Kiki Delaney
Toronto | Catherine (Kiki) Delaney has the brokerage business in her blood. Her dad founded his own firm in Winnipeg, and she got her start as a sales assistant at Merrill Lynch Canada in 1970. Throughout her career, she’s been a trailblazer for women on Bay Street, and her firm—Delaney Capital Management, started in 1992—is known for investing based on fundamentals, not hot trends. One of Delaney’s best moves was buying Constellation Software stock at $17. In January, it was trading at more than $800.

Marie Chandoha
SAN FRANCISCO | The CEO of Charles Schwab Investment Management, the third-largest asset gatherer in the U.S., beat the odds to become the fourth most powerful woman in finance (as ranked by American Banker).

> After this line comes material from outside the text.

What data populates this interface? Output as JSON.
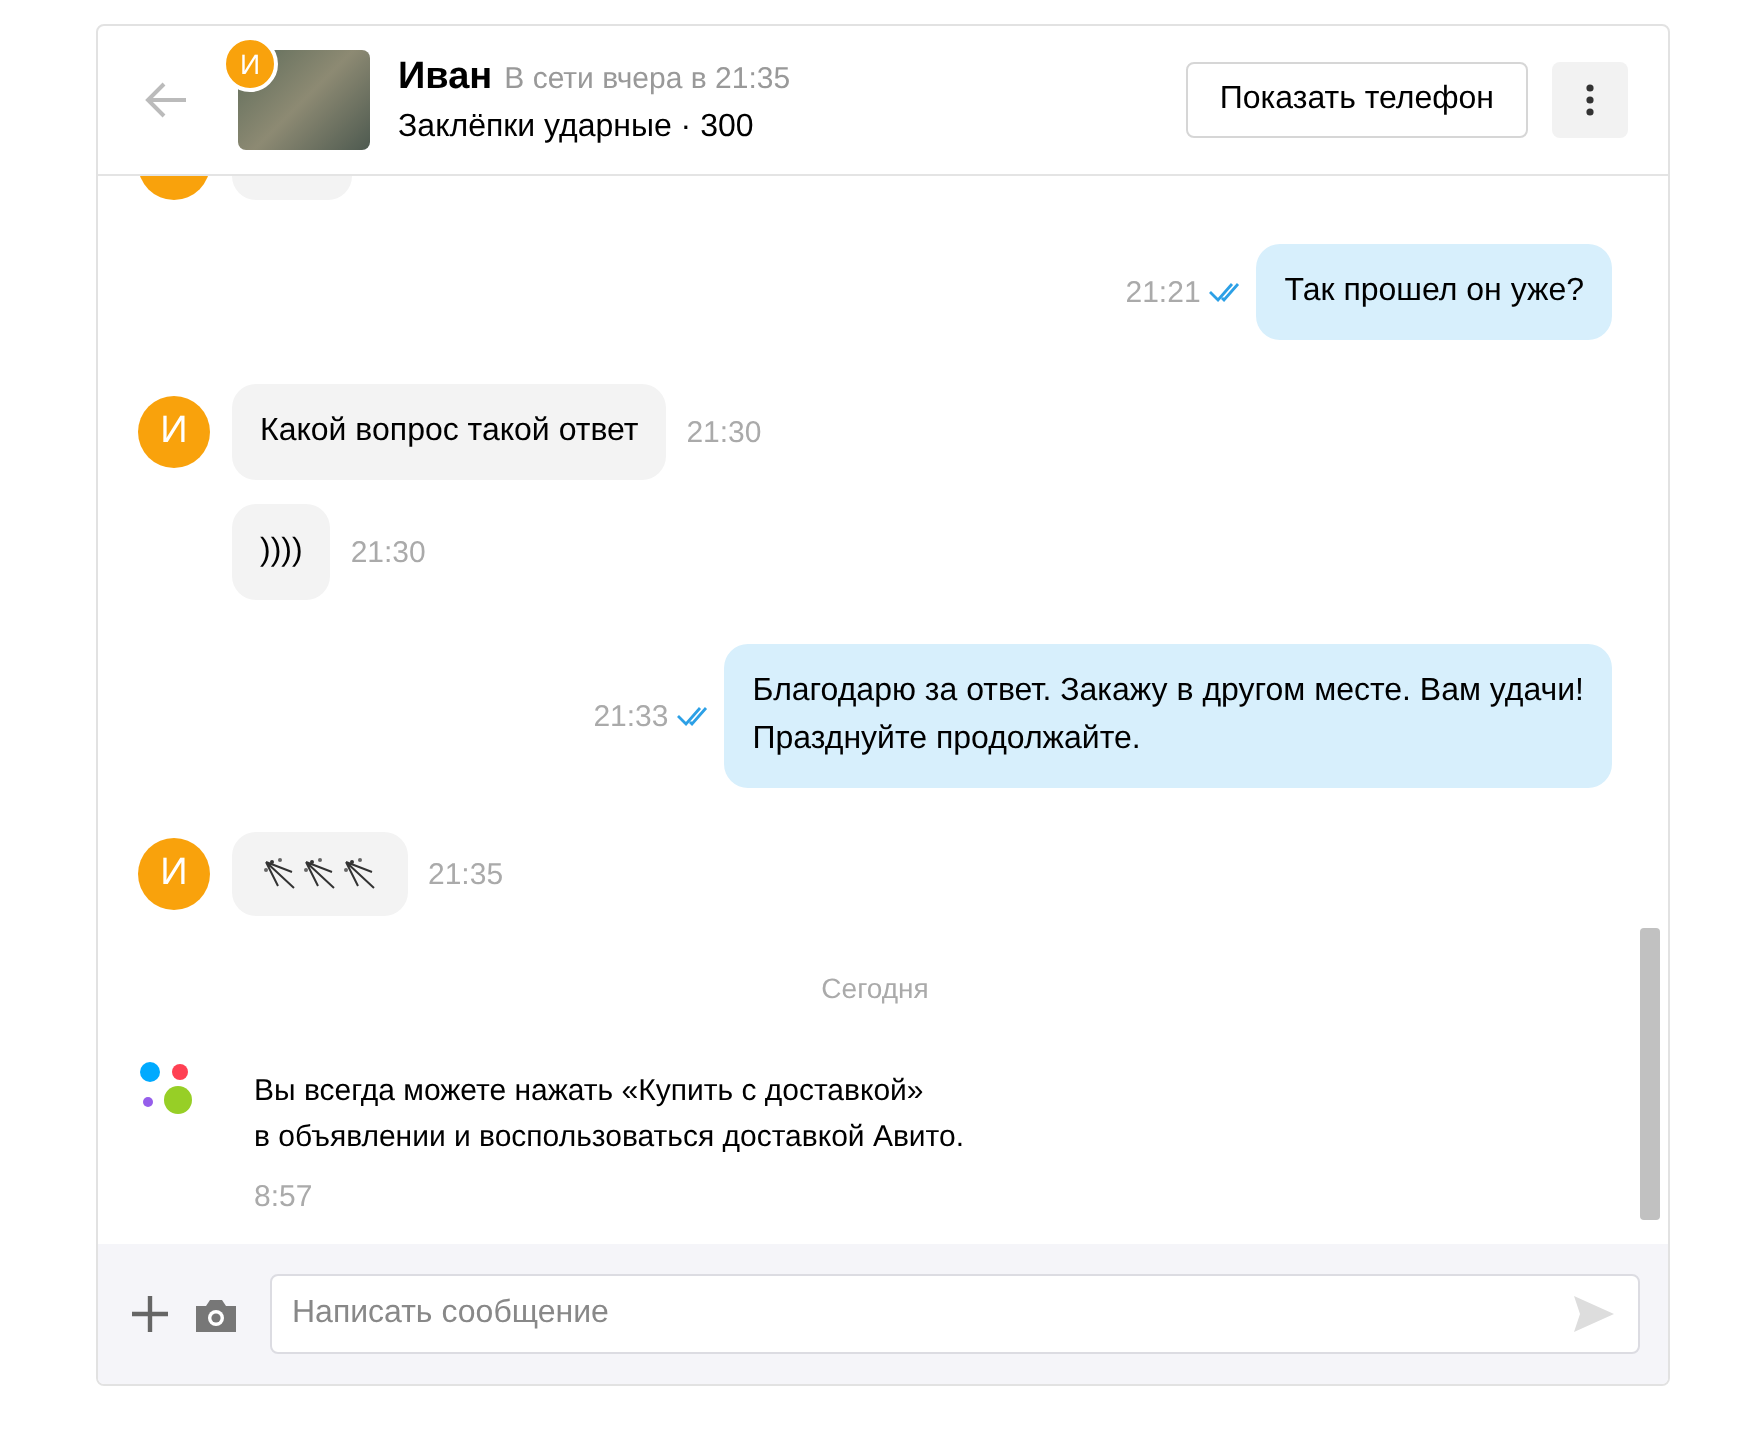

Originally hired to clean up someone else’s mess (a fixed-income fund that cratered in 2008), she grew Schwab’s exchange-traded fund business from a couple billion under management to more than $120 billion (U.S.).

Aswath Damodaran
SAN DIEGO | Often called Wall Street’s Dean of Valuation, the 61-year-old Damodaran is a professor of finance at New York University’s Stern School of Business and an expert at discounted cash flow analysis— valuing companies based on their expected future cash flows. On his lively website, Damodaran Online, he tells readers exactly what he thinks about markets and stocks, and what he’s buying and selling himself.

Mark Mobius
LONDON | As the globetrotting lead manager of the Templeton Emerging Markets Investment Trust from 1989 to 2015, Mobius averaged returns of more than 12% a year (a record so strong that a Japanese publisher dubbed him the Bald Eagle and turned his biography into a mangastyle comic). A year ago, Mobius retired as head of Franklin Templeton’s emerging markets group and launched London-based Mobius Capital Partners with Carlos von Hardenberg and Greg Konieczny.

Burton Malkiel
PRINCETON, N.J. | Malkiel is a Princeton University economist and the author of the 1973 investing classic A Random Walk Down Wall Street, which argued that it’s almost impossible for active money managers to beat market indexes over the long term. The 12th edition has just been published, and Malkiel feels vindicated by more than four decades of data and the rise of low-cost index funds. Yet, at age 86, he also still takes the occasional flyer on individual stocks.

Joel Tillinghast
BOSTON | A knack for spotting future stars among the small-cap ranks has made Tillinghast one of Fidelity’s best-known stock pickers. Under his management, the Fidelity Low-Priced Stock fund has returned almost 14% annually since 1989.

Angela Strange
SILICON VALLEY | In bro-centric Silicon Valley, Strange is an outlier—a female partner at top venture capital firm Andreessen Horowitz. Bonus: She’s a Canadian who helped create the C100, dedicated to promoting Canadian startups in the Valley. Strange studied mechanical engineering at Queen’s before doing her MBA at Stanford. Google acquired her first startup, and Strange went on to manage the creation of Google Chrome for mobile before joining Andreessen in 2014.